Impossible. But was it?

Silently, I accepted my gift.

The sky had grayed quickly, covering the treetops with heavy, threatening clouds that forced me to shudder involuntarily. There was something more than the sudden change in weather that caused my arms to tingle and prickle, but I couldn’t figure it out. I looked at Garreth leaning against the imperfect bark and gnarls of the old tree.

“Come on, let’s go,” Garreth said, sensing my discomfort and looking upward. “I have a feeling the school might call to check on you.”

I rolled my eyes. School was the least of my worries these days.

The first plump drops of rain were just beginning to fall as we reached the Jeep. Garreth quickly started the car and turned the dial for the heater.

“You’re shivering.” He pulled me close and enveloped me with his warmth.

“Didn’t you feel strange back there?”

In the dim light, Garreth shook his head slowly from side to side. “What did you feel?”

His handsome face suddenly took on a boyish expression of uncertainty. He looked so innocent. No, he looked…human.

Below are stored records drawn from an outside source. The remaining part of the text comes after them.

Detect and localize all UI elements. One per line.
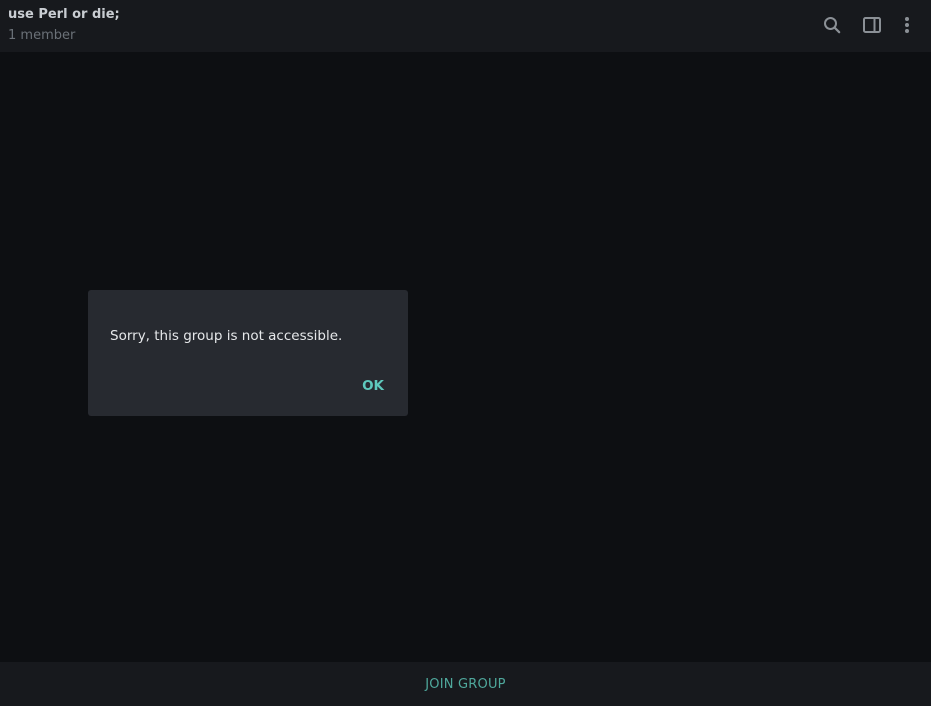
- chat-header: use Perl or die; 1 member: [0, 0, 931, 52]
- join-group-label: JOIN GROUP: [425, 676, 506, 692]
- ok-button[interactable]: OK: [354, 376, 392, 396]
- chat-title[interactable]: use Perl or die;: [8, 7, 120, 22]
- chat-window: use Perl or die; 1 member Sorry, this gr…: [0, 0, 931, 706]
- dialog-message: Sorry, this group is not accessible.: [110, 328, 343, 344]
- more-vertical-icon[interactable]: [896, 14, 918, 36]
- search-icon[interactable]: [821, 14, 843, 36]
- error-dialog: Sorry, this group is not accessible. OK: [88, 290, 408, 416]
- sidebar-panel-icon[interactable]: [861, 14, 883, 36]
- member-count[interactable]: 1 member: [8, 28, 75, 43]
- join-group-button[interactable]: JOIN GROUP: [0, 662, 931, 706]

“I don’t know exactly, but something wasn’t right.”

With the heater cranked, I felt myself begin to thaw just a little but I couldn’t stop trembling.

“What?” Garreth asked of me. He had been studying me intently while I was off somewhere in my brain trying to figure all this out.

I let out a sigh. “I really don’t know. Obviously, Hadrian is playing hardball here. I mean, this army of his. There are so many already.” I shook my head as if disbelieving my very own words. “I see them everywhere now, the people who are losing their Guardians. There was a boy in my history class, and just like that, his Guardian was corrupted. It’s happening so quickly, Garreth.”

I let my head fall back against the headrest and I pressed my hands to my eyes. Everything inside me hurt. I realized I hadn’t let myself properly grieve for Claire, and that all this happening in my life was like a fast-forwarded episode of The Twilight Zone, starring yours truly.

Hadrian’s war was psychological, his victims affected mentally. Deep inside, I felt like I was going crazy.

Maybe I had Hadrian to thank for that? Maybe I wasn’t too far off if I believed that he would soon drive everyone absolutely mad in order to reign. I had been chosen for a reason but, right now, that reason made absolutely no sense to me. I looked at my hand for reassurance. Everything happens for a reason.

Nothing is coincidental.

Gently, Garreth took my hand and placed in it another gift. Only this one was hard and cold and very, very deadly.

The sheer weight of it held me and I couldn’t move, let alone take my eyes off the incredibly scary looking knife Garreth had just placed in my hand. I looked at him and he read the confusion in my eyes.

“It’s a dagger, by the way, not a knife.” He smiled in an attempt to pull me out of my deer-in-the-headlights trance.